Wrinkles on the back of the neck or under the chin could form if the user is constantly in a state of poor posture while staring at his or her iPhone screen, MirrorUK reported. It’s become so prominent than cosmetic surgery companies have even begun offering procedures to rid the neck of these telling lines.

Text neck is real, and the problems caused by it are growing. That’s troubling news for doctors across the globe, especially Dr. Sarah Pace of Pace Family Chiropractic in Rochester, who told the Democrat and Chronicle newspaper that patients as young as 12 (but only as old as 22) have “worse head posture than my adults.” If left unchecked, extended improper posture can lead to a number of health issues including general pain in the neck and back areas, numbness, headaches and potentially even arthritis. These issues may require corrective spinal procedures in the future.
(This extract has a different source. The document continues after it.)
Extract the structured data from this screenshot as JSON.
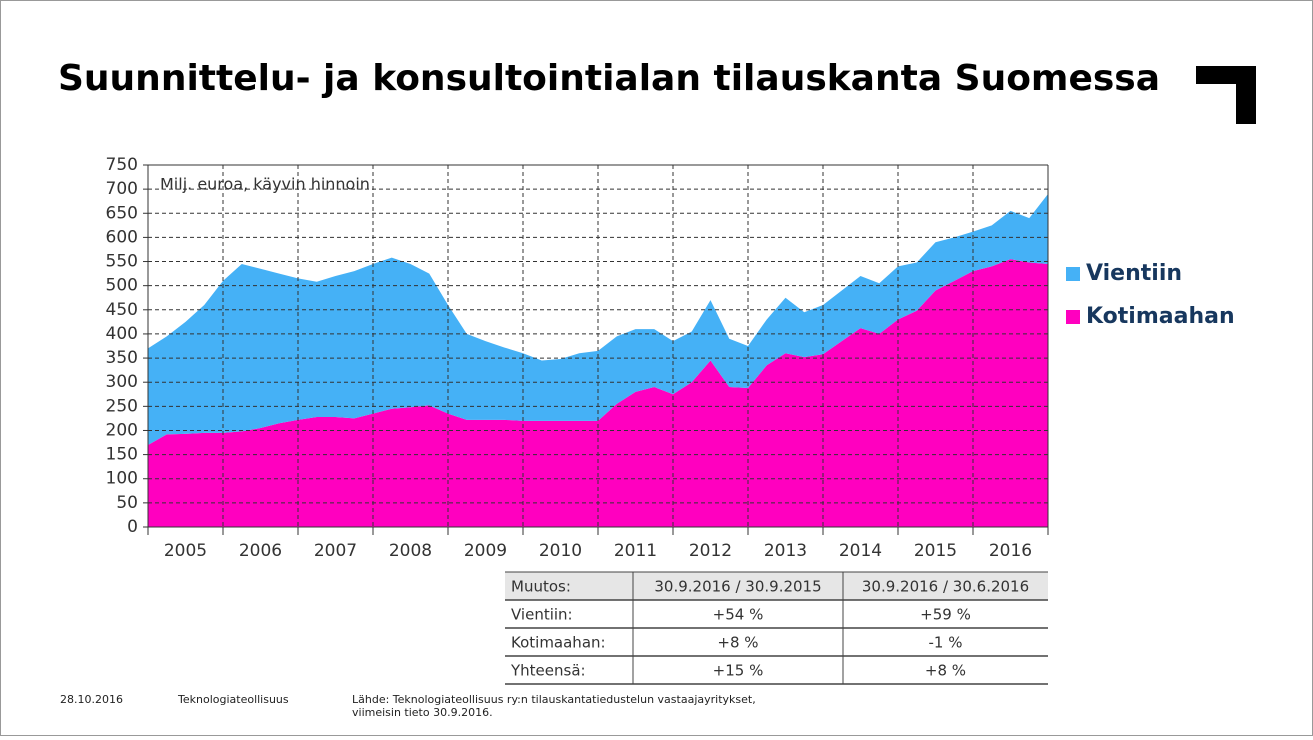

“You want to maintain your posture,” explains Dr. Ben Myers, Orthopedic Spine Surgeon at Artificial Disk Institute. “There’s a natural curvature to your spine, and when you lose that curvature, it can cause premature degeneration of the cervical discs.”
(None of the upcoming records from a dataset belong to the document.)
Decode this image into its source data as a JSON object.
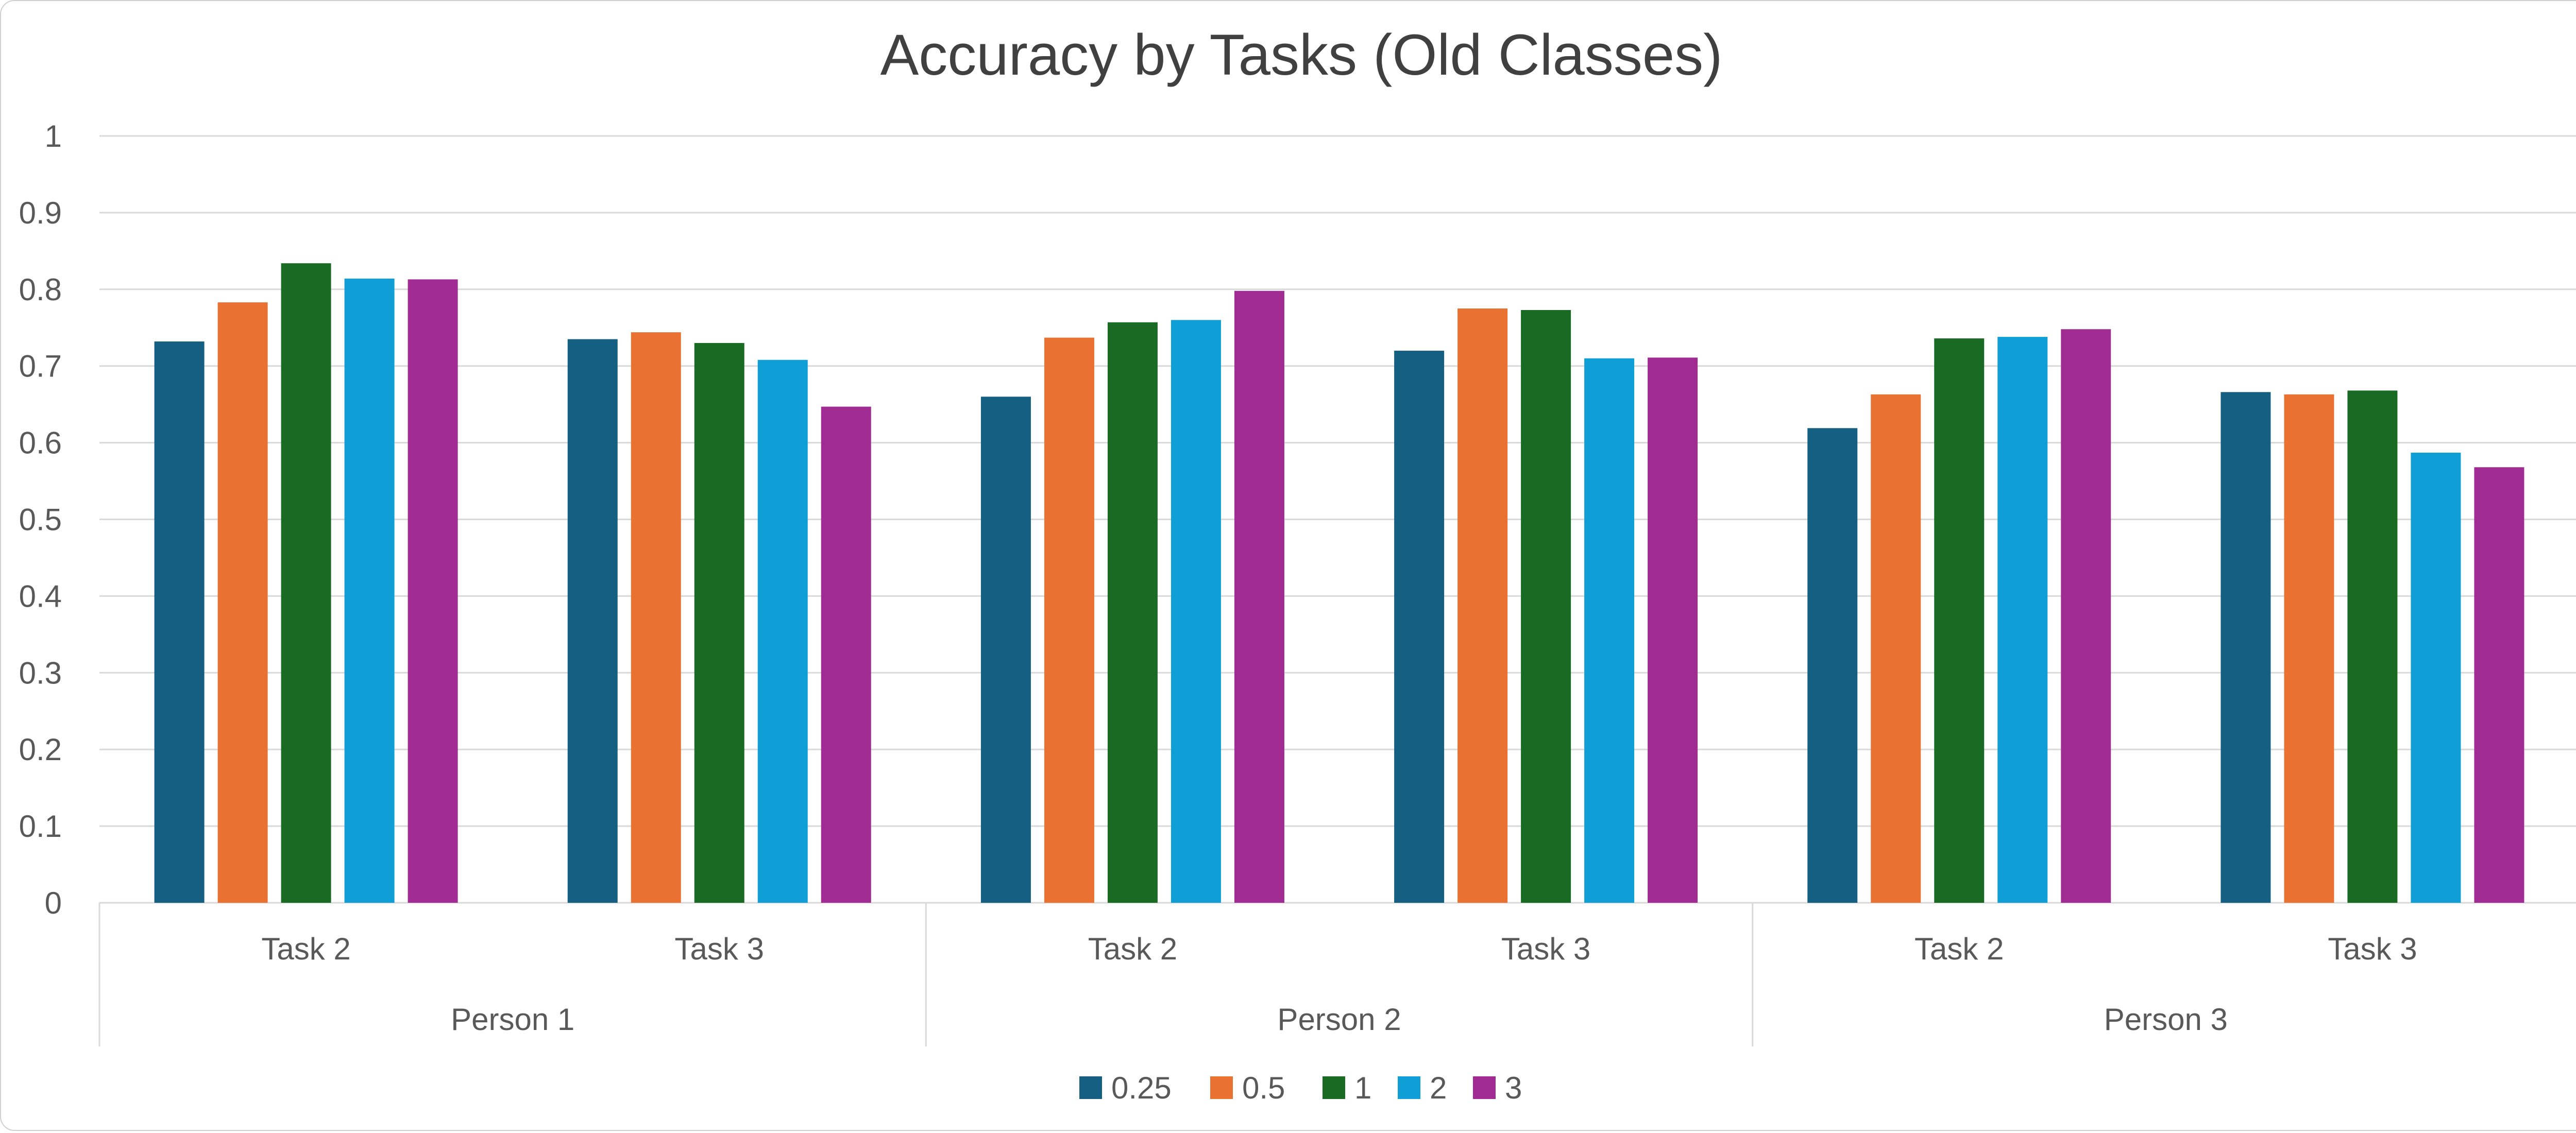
{
  "chart_data": {
    "type": "bar",
    "title": "Accuracy by Tasks (Old Classes)",
    "xlabel": "",
    "ylabel": "",
    "ylim": [
      0,
      1
    ],
    "yticks": [
      "0",
      "0.1",
      "0.2",
      "0.3",
      "0.4",
      "0.5",
      "0.6",
      "0.7",
      "0.8",
      "0.9",
      "1"
    ],
    "grid": true,
    "legend_position": "bottom",
    "categories": [
      "Task 2",
      "Task 3",
      "Task 2",
      "Task 3",
      "Task 2",
      "Task 3"
    ],
    "groups": [
      "Person 1",
      "Person 2",
      "Person 3"
    ],
    "series": [
      {
        "name": "0.25",
        "color": "#156082",
        "values": [
          0.732,
          0.735,
          0.66,
          0.72,
          0.619,
          0.666
        ]
      },
      {
        "name": "0.5",
        "color": "#E97132",
        "values": [
          0.783,
          0.744,
          0.737,
          0.775,
          0.663,
          0.663
        ]
      },
      {
        "name": "1",
        "color": "#196B24",
        "values": [
          0.834,
          0.73,
          0.757,
          0.773,
          0.736,
          0.668
        ]
      },
      {
        "name": "2",
        "color": "#0F9ED5",
        "values": [
          0.814,
          0.708,
          0.76,
          0.71,
          0.738,
          0.587
        ]
      },
      {
        "name": "3",
        "color": "#A02B93",
        "values": [
          0.813,
          0.647,
          0.798,
          0.711,
          0.748,
          0.568
        ]
      }
    ]
  }
}
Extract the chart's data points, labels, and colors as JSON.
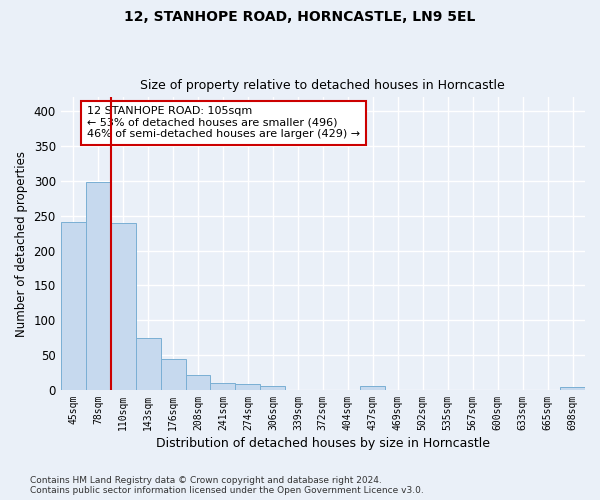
{
  "title1": "12, STANHOPE ROAD, HORNCASTLE, LN9 5EL",
  "title2": "Size of property relative to detached houses in Horncastle",
  "xlabel": "Distribution of detached houses by size in Horncastle",
  "ylabel": "Number of detached properties",
  "bar_color": "#c6d9ee",
  "bar_edge_color": "#7aafd4",
  "categories": [
    "45sqm",
    "78sqm",
    "110sqm",
    "143sqm",
    "176sqm",
    "208sqm",
    "241sqm",
    "274sqm",
    "306sqm",
    "339sqm",
    "372sqm",
    "404sqm",
    "437sqm",
    "469sqm",
    "502sqm",
    "535sqm",
    "567sqm",
    "600sqm",
    "633sqm",
    "665sqm",
    "698sqm"
  ],
  "values": [
    241,
    298,
    239,
    75,
    45,
    21,
    10,
    8,
    5,
    0,
    0,
    0,
    5,
    0,
    0,
    0,
    0,
    0,
    0,
    0,
    4
  ],
  "vline_color": "#cc0000",
  "vline_x_index": 1.5,
  "annotation_text": "12 STANHOPE ROAD: 105sqm\n← 53% of detached houses are smaller (496)\n46% of semi-detached houses are larger (429) →",
  "annotation_box_color": "white",
  "annotation_box_edge": "#cc0000",
  "ylim": [
    0,
    420
  ],
  "yticks": [
    0,
    50,
    100,
    150,
    200,
    250,
    300,
    350,
    400
  ],
  "footnote": "Contains HM Land Registry data © Crown copyright and database right 2024.\nContains public sector information licensed under the Open Government Licence v3.0.",
  "background_color": "#eaf0f8",
  "grid_color": "#ffffff",
  "figsize": [
    6.0,
    5.0
  ],
  "dpi": 100
}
Luckily, a group of researchers is putting together a registry of the different outcomes upper-spine surgeries can yield. As The Wall Street Journal reports, the registry will help patients keep track of which procedures are best for their conditions as well as which ones they’re likely to be able to afford. This news is especially helpful as spinal cord compression is the most common spinal issue affecting Americans over the age of 55 — and the Baby Boom generation is currently aging into its late 50s, 60s and beyond.

But if younger Americans are being exposed to issues that normally haven’t taken hold until folks reach their 50s, is it too late for preventative care? Experts say no. In fact, the key is simply to bring your device to eye level, thus lessening the pressure your neck is placing on your spine. Simple tips like this can help the youngest generation — comprised of “digital natives” — stave off upper spinal problems for decades.

The message is clear: Text neck can be prevented. All it takes is an awareness of how you’re sitting and what you’re actually doing with your neck as you stare down at a small screen. The trick? Treat your phone like a book and hold it at eye level. You’ll thank yourself later on when you’ve found you’ve delayed neck wrinkles for another 10 years or so.